Hildegard Burjan a été béatifiée ce dimanche 29 janvier à Vienne. Autrichienne d'origine juive, elle est considérée comme la pionnière de l'aide sociale en Autriche. Le cardinal Christoph Schönborn, a loué le charisme de la fondatrice des sœurs de la Charité sociale (Caritas socialis). «Il est possible de devenir des saints en politique», a déclaré l'archevêque de Vienne à l’occasion de sa béatification. Le même jour, le pape Benoît XVI a évoqué la bienheureuse en disant: « Louons le Seigneur pour ce beau témoignage d'Evangile!».
Le procès de béatification de la nouvelle bienheureuse avait été lancé en 1963 par le cardinal Franz König. Dimanche, Hildegarde Burjan a été béatifiée lors d'une célébration présidée par l’envoyé du pape, le cardinal Angelo Amato, préfet de la Congrégation pour les causes des saints, en la cathédrale Saint-Etienne de Vienne.
« Pour l’archidiocèse de Vienne, mais aussi pour toute l’Autriche, la béatification d’Hildegarde Burjan est une grande joie, a commenté le cardinal Schönborn. « Première femme élue démocratiquement, elle a vécu la politique comme un service à l’Evangile » et elle a montré, tout en « vivant pleinement sa vie de famille », qu’il est possible de vivre « en cohérence » sa foi et sa vie et d’ « agir » de manière convaincante. Hildegarde était une « femme profondément religieuse, une femme exceptionnelle, une vraie chrétienne », a ajouté l’archevêque de Vienne au micro de Radio Vatican. En cette heure de nouvelle évangélisation, « je crois que sa béatification arrive au bon moment, pour souligner justement que le nœud de la question est l’action (…) Nous n’avons pas besoin de théories mais d’exemples, de personnes qui parlent dans les faits. »
Née le 30 janvier 1883 à Görlitz, en Prusse-Silésie, de deux parents juifs, Hildegarde se distingue très jeune par une grande ouverture aux problèmes sociaux et un esprit libre. Elle fut l’une des premières femmes à faire des études universitaires et la première à occuper un siège au parlement autrichien. Après de brillantes études, elle se marie en 1907 avec Alexander Burjan, et le couple part s’installer d’abord à Berlin puis, en 1909, dans la capitale autrichienne.
A Vienne elle se confronte aux grandes contradictions sociales.

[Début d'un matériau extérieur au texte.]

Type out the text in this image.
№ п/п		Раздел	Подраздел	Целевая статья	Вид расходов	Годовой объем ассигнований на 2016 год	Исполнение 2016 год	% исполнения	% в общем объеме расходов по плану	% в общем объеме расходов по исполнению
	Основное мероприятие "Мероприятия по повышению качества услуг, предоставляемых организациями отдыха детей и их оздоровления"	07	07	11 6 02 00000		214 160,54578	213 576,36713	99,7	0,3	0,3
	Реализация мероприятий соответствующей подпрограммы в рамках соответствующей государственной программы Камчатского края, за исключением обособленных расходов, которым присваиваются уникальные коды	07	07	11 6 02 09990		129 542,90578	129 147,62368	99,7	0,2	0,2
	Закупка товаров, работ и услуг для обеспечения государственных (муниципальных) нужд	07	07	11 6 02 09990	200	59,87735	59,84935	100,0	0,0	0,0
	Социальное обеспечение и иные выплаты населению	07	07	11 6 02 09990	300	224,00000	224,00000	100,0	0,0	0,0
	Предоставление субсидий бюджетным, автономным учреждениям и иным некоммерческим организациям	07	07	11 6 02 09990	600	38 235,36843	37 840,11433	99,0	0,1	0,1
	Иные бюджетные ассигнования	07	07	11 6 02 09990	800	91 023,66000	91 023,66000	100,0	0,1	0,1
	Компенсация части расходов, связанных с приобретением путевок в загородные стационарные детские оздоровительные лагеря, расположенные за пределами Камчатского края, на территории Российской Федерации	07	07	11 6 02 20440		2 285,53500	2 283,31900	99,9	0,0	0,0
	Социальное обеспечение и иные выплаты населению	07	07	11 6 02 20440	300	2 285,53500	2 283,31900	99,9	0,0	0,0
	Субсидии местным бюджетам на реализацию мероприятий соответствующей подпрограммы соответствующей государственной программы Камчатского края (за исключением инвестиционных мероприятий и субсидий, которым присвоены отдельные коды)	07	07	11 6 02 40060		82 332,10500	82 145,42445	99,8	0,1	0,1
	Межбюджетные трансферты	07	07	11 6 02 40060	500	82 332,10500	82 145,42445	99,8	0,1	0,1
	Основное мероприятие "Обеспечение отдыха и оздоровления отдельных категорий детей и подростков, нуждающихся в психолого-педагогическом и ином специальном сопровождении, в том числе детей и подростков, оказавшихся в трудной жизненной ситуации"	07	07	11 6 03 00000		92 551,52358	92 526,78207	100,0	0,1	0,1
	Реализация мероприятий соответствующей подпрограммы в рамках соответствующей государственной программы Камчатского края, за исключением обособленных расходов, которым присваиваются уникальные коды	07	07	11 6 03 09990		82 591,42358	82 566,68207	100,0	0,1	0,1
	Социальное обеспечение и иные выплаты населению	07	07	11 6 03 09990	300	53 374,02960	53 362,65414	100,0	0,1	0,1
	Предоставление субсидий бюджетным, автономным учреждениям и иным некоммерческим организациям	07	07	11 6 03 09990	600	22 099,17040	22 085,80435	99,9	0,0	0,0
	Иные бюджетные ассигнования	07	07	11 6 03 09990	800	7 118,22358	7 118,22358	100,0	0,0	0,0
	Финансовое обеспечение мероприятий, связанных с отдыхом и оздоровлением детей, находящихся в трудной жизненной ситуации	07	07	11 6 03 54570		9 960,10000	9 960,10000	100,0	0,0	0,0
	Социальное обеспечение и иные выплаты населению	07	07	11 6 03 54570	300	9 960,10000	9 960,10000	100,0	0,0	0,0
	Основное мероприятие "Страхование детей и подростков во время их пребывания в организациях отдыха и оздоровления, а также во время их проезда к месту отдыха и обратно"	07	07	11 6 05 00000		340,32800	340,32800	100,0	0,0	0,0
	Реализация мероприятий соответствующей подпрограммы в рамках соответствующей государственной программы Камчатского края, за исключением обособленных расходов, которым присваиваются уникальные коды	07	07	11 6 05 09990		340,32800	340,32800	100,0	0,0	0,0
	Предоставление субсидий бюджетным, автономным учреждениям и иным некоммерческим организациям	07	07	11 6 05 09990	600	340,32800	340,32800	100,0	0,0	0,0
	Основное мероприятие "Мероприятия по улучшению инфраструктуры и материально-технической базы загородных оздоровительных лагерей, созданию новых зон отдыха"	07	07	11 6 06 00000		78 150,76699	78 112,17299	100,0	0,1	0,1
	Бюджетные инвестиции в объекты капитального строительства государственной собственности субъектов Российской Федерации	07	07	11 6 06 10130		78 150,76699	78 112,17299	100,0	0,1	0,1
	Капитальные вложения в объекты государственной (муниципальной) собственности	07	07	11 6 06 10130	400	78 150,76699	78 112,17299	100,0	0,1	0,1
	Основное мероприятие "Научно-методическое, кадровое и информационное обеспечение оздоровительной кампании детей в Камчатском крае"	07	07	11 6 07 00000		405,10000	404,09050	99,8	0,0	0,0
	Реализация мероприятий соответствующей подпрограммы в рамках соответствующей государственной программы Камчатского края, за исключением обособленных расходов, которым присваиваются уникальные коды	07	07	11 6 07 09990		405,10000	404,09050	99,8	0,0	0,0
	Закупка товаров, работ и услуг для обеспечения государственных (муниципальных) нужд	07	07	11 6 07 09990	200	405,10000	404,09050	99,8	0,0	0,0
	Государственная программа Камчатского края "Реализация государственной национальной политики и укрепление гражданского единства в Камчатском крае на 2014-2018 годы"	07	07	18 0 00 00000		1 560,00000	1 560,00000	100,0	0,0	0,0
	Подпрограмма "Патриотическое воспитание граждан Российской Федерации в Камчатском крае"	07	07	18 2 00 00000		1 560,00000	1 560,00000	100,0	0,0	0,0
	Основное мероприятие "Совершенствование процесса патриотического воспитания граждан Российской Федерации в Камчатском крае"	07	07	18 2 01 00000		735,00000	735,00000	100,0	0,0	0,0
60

Mais au lieu de fermer les yeux devant la misère, en observatrice attentive et critique de l’intolérable situation, elle commence à s’engager sérieusement dans le social. Elle s’unit à un groupe de femmes engagé dans la mise en œuvre des idées formulées par le pape Léon XIII dans son encyclique sociale Rerum Novarum (1891). Son engagement est profondément marqué par la foi catholique, à laquelle elle se convertit en 1909 après une grave maladie.

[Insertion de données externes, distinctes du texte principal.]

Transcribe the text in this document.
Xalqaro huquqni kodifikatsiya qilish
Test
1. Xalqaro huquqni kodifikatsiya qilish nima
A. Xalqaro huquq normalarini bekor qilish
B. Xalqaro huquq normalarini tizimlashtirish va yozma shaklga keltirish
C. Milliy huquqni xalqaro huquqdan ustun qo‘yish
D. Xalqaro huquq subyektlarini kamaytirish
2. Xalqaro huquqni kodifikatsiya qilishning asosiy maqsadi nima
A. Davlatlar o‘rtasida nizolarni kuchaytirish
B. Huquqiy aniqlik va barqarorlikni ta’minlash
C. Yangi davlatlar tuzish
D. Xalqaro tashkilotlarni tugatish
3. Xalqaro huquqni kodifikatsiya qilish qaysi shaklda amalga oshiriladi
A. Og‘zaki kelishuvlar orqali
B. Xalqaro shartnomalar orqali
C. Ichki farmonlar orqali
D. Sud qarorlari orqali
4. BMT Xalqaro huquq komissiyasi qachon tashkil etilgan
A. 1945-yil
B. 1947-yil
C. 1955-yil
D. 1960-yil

Hildegarde Burjan juge indispensable la liberté intérieure et la formation de la personnalité. Elle est convaincue qu’une assistance sociale authentique consiste à aider les autres à s’aider eux-mêmes, pour elle, la dignité de l’homme est toujours au premier plan. En 1912, elle fonde l’Association des ouvrières chrétiennes à domicile et plus tard regroupe toutes les organisations de femmes ouvrières dans l’association Assistance sociale. Elle aide aussi les populations affamées en récoltant des denrées, et crée un réseau d’assistance aux familles.
Fidèle au principe selon lequel l’action sociale demande la combinaison d’un engagement privé et politique, Hildegarde se lance dans la politique en 1918, à la fin de la première guerre mondiale et après la chute de l’empire austro-hongrois. Son engagement politique est centré sur le social. Elle se bat pour l’égalité, pour le salaire minimum des ouvrières à domicile, pour une juste assistance à ceux qui exercent des activités à risque et lutte contre le travail des enfants. Son activité sera déterminante pour la politique et les institutions sociales d’aujourd’hui.
En 1919, elle fonde l'ordre de la Caritas Socialis dont elle devient et restera jusqu'à sa mort la première supérieure. La congrégation, où les sœurs sont formées aux professions sociales et pastorales, gère à Vienne plusieurs structures, dont une maison d’accueil pour mères et enfants, des crèches, des centres de soins et des cabinets de consultation spécialisés pour personnes âgées et malades chroniques, des centres de jour pour malades atteints d’ Alzheimer et de sclérose en plaque.
Hildegarde s'éteint le 11 juin 1933, à l'âge de cinquante ans, épuisée par la maladie et son dévouement extrême. Après sa mort, la Caritas Socialis s'exporte dans le monde: Tyrol du Sud, Bavière, Rome, le Brésil.